Ir Olam’s design went through a major transition before construction even began. For close to a year, Zuravin worked with an architect, trading sketches and walking the site, trying to translate the vision in his head into plans on paper. But each round left him unsatisfied.
“It just wasn’t coming together,” he says. “I could see what I wanted, but it wasn’t there.” Eventually, he made the decision to start over — a costly choice in both time and money — and brought in Avner Yashar, one of Israel’s most celebrated architects. The switch meant resetting the process, but also opened the door to a concept that would reshape the project entirely.
Yashar’s Jerusalem concept layers rooftop gardens over pedestrian arcades, arranges towers to frame a spacious, open piazza, and filters natural light deep into the interiors — a kind of vertical village in stone. It’s a design that preserves the human scale, and it brought Zuravin’s long-held vision for a self-contained, mixed-use quarter into focus.
“We began by asking ourselves: What would it actually feel like to live here?” Zuravin says, pointing to the area where the retail section will be built. The team sketched out the flow of a day — the walk to the shul, the stop for coffee, the errand on the way home — and built the plan around those rhythms. Architects call it thinking about UX and UI, the user experience and interface of a place. In Ir Olam, that translates into a piazza that naturally draws people in without becoming a thoroughfare, paths that bend toward light and open views, and entrances that give residents a buffer from the public street while still keeping them connected to the life around them.
Ir Olam is not the only mixed-use development in Jerusalem, Zuravin notes, but it’s the only one being shaped specifically for a religious population from the outset. Projects such as MidTown, located between the Machaneh Yehudah market and the Central Bus Station, and Vision in Talpiot cater to a different, less family-oriented demographic.

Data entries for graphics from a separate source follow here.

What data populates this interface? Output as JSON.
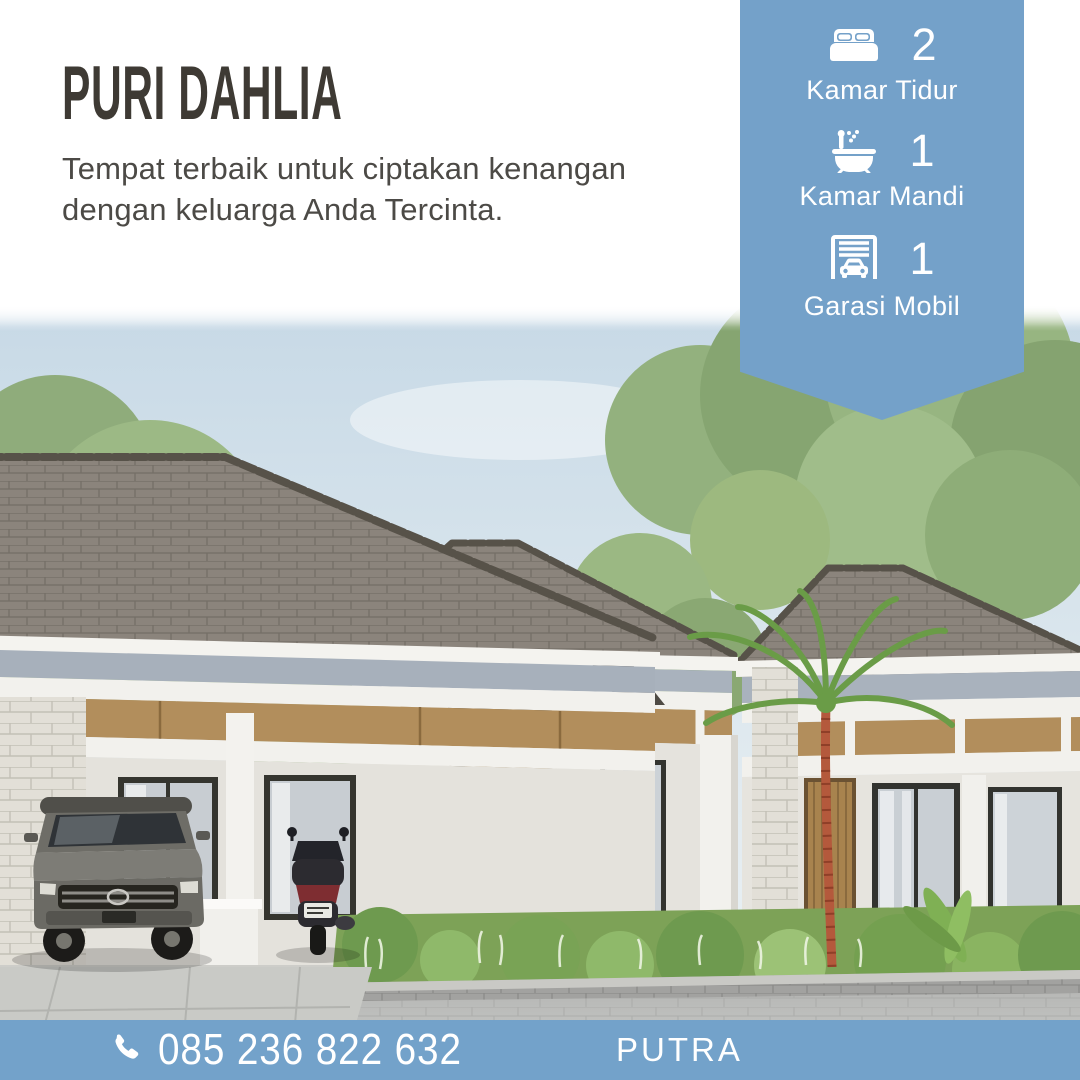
{
  "header": {
    "title": "PURI DAHLIA",
    "tagline": "Tempat terbaik untuk ciptakan kenangan dengan keluarga Anda Tercinta."
  },
  "ribbon": {
    "color": "#74A1C9",
    "items": [
      {
        "icon": "bed-icon",
        "value": "2",
        "label": "Kamar Tidur"
      },
      {
        "icon": "bath-icon",
        "value": "1",
        "label": "Kamar Mandi"
      },
      {
        "icon": "garage-icon",
        "value": "1",
        "label": "Garasi Mobil"
      }
    ]
  },
  "footer": {
    "color": "#73A2CA",
    "phone_icon": "phone-icon",
    "phone": "085 236 822 632",
    "brand": "PUTRA"
  },
  "scene": {
    "alt": "3D render of a row of modern minimalist one-storey houses with grey hip roofs, stone entry pillars, wooden doors, a grey SUV and a scooter parked in the carport, tropical trees, a palm and a small front garden behind a low stone wall"
  },
  "colors": {
    "title_text": "#3E3A34",
    "body_text": "#4C4A46",
    "accent_blue": "#74A1C9",
    "footer_blue": "#73A2CA",
    "white": "#FFFFFF"
  }
}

When complete, Ir Olam will comprise 300 residential units, including 120 set aside for long-term rental. Of course, not everyone will work in the adjacent office buildings, but for those who do, the proximity offers a rare convenience in Jerusalem’s congested landscape. Mixed-use developments are built to maximize time for everyone: Office workers have nearby retail where they can run errands on their breaks, and residents don’t have to travel to access day care and other services.
The possible downside, Zuravin notes, is when the boundaries between the various uses are blurred. “We worked to ensure that residential, commercial, and public spaces remain clearly defined. That means preserving privacy, quiet, and community for residents while maintaining convenience for visitors and customers accessing public services,” he says.

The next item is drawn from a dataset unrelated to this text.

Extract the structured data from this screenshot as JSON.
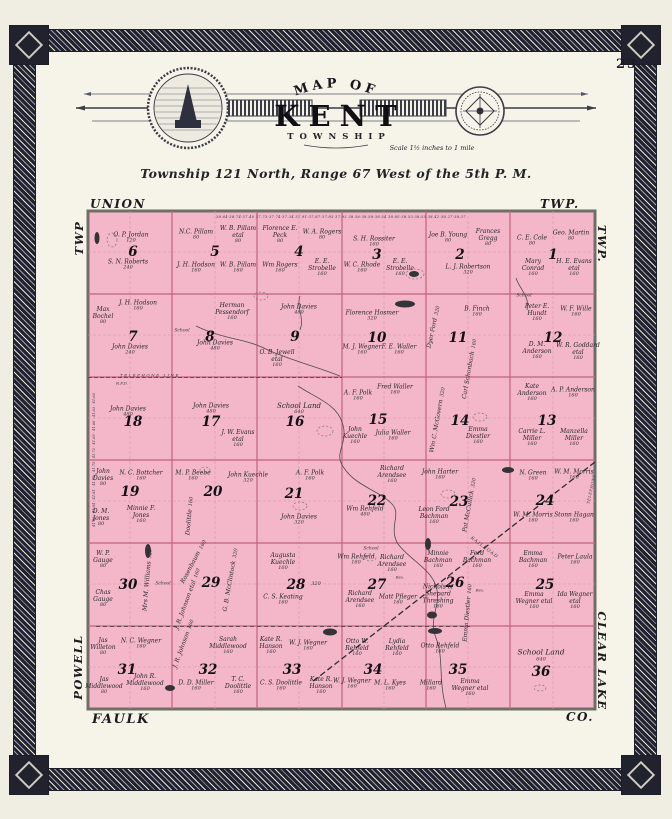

From the upper edge of the Ir Olam site, the view sweeps across Givat Shaul toward Har Nof, Kiryat Moshe, and Beit HaKerem, with the Jerusalem hills beyond. Below, the road drops toward Highway 16 — the city’s newest link to the Tel Aviv highway — while the hum of heavy machinery and movement of crews hint at the scale of what’s taking shape here.
It seems like a postmodern fantasy for new urban living, but do all the old-timers want the border of their quiet neighborhood turned into an ultra-modern, largely unaffordable hub made for tourists, foreign investors, and well-heeled professionals?
Still, in this fast-paced world of bigger and better — of which Jerusalem is very much a part — there’s no putting on the brakes.
“In Jerusalem, it’s not about replacement,” Akiva Zuravin says with real conviction. “Every new building is another chapter in its eternal story. The goal is to add to that story in a way that feels true to its character and worthy of its legacy.”